= Therapeutic Lifestyle Change (depression treatment) =

Mental health treatment method

Therapeutic Lifestyle Change (TLC) is a treatment for depression which was developed by Dr. Stephen Ilardi and several graduate students at the University of Kansas. The TLC program is drug-free and relies on six lifestyle changes. The program has been found to be an effective treatment for depression, with 70-75% of patients experiencing a significant reduction in depressive symptoms.

== Background ==
The World Health Organisation has stated that depression is a leading cause of disability worldwide and a major contributor to the global burden of disease. Stephen Ilardi has described depression as a "disease of civilisation", stating "We were never designed for the sedentary, indoor, sleep-deprived, socially-isolated, fast-food-laden, frenetic pace of modern life".

Ilardi has stated that the increasing prevalence of depression is largely due to unhealthy lifestyle choices, particularly among people in developed nations.
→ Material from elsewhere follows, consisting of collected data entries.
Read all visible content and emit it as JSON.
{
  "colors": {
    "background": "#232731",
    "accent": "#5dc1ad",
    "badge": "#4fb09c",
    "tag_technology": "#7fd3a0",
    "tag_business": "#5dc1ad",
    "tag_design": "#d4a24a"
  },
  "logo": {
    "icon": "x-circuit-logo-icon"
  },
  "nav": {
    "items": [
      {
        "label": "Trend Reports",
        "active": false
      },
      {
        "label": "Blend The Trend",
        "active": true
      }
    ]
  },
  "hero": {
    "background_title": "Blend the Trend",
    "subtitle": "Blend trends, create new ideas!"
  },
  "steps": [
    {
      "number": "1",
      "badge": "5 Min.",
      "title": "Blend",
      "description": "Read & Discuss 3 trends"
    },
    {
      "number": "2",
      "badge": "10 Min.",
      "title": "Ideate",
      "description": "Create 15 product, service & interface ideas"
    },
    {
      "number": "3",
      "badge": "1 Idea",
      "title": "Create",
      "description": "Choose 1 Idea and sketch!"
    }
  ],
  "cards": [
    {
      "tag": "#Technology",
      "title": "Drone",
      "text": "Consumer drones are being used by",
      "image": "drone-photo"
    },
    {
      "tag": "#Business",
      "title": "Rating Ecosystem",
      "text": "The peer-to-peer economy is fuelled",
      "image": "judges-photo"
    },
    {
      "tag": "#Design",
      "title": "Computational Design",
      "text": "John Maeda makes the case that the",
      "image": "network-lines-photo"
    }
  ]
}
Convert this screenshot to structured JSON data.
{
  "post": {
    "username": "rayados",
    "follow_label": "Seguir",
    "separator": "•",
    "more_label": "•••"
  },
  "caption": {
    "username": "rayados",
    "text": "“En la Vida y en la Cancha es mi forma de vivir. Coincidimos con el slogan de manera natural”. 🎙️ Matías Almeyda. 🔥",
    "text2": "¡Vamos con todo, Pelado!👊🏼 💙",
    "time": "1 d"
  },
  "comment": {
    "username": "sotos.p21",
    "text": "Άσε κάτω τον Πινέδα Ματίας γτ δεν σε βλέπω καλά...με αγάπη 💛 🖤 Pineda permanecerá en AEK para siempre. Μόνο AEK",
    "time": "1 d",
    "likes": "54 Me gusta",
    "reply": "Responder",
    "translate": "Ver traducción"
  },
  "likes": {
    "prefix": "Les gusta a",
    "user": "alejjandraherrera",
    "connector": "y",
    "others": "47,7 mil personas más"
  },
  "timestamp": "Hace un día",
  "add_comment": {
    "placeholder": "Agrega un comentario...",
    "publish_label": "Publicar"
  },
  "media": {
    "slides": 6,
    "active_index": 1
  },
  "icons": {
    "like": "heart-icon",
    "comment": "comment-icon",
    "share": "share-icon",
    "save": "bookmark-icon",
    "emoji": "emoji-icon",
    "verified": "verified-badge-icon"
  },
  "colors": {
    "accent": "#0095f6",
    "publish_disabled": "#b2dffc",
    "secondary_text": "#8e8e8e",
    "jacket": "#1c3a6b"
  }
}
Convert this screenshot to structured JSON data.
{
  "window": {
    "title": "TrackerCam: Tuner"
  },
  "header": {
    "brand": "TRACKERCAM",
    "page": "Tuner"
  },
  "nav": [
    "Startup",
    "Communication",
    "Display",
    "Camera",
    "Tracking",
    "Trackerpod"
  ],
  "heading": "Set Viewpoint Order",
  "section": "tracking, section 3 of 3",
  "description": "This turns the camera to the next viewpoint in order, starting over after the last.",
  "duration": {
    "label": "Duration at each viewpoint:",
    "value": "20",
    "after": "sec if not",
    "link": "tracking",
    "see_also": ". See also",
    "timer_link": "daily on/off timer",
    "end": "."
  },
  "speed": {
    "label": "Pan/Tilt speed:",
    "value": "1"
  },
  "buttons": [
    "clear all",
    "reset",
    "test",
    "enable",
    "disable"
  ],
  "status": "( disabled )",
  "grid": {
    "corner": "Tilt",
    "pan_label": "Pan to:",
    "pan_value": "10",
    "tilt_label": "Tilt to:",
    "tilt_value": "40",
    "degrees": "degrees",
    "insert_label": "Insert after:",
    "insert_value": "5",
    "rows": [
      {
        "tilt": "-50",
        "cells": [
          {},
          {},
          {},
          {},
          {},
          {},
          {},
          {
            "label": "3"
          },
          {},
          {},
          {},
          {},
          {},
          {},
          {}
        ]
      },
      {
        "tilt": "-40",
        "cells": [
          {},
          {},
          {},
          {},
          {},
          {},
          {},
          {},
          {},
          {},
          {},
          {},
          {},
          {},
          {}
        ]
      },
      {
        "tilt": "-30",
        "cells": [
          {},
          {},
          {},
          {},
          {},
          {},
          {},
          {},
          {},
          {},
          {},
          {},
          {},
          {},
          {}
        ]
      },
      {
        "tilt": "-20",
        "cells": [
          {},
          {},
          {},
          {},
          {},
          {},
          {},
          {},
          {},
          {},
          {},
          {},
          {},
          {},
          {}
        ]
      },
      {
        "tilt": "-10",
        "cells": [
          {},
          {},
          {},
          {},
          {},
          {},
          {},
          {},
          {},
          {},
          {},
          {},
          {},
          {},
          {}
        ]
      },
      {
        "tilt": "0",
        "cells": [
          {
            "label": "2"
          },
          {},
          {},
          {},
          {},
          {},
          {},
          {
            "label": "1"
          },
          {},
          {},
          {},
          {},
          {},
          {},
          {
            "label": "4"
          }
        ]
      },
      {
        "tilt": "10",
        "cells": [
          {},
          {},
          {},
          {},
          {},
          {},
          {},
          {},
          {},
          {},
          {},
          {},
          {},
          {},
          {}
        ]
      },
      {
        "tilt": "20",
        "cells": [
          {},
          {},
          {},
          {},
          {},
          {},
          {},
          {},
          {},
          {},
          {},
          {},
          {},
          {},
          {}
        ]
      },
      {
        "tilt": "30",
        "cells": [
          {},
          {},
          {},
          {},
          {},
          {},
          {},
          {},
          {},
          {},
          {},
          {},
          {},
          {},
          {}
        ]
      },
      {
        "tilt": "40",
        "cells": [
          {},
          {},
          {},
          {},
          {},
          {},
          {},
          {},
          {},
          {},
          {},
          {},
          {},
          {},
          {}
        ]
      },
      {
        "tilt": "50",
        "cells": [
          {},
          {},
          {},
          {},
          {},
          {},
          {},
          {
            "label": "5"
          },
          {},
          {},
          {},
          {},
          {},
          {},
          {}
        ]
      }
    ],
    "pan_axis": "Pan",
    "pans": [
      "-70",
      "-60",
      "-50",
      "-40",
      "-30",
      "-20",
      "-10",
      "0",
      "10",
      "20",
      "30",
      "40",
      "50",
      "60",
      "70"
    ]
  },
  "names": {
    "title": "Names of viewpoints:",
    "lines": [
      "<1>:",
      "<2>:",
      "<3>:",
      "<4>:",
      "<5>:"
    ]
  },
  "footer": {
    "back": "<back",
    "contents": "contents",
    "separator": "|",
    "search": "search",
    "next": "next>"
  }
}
He cites research which has established that the prevalence of depression is significantly lower in parts of the world where people still live traditional lifestyles.

== TLC components ==
The TLC is composed of six lifestyle changes which include:

- Increasing consumption of omega-3 fatty acids.
- Engaging in meaningful hobbies to prevent rumination.
- Engaging in physical activity.
- Receiving sunlight exposure.
- Staying socially connected.
- Getting at least 8 hours of sleep every night.

== Efficacy ==
In his book The Depression Cure: The 6-Step Program to Beat Depression without Drugs, Ilardi cites a 2002 meta-analysis by Kirsh, which found that roughly half of depressed patients will not experience a meaningful reduction in depressive symptoms after using antidepressants. In comparison, 70-75% of patients who were treated with the TLC program noticed a significant reduction in depressive symptoms (indicated by an at least 50% reduction in symptoms).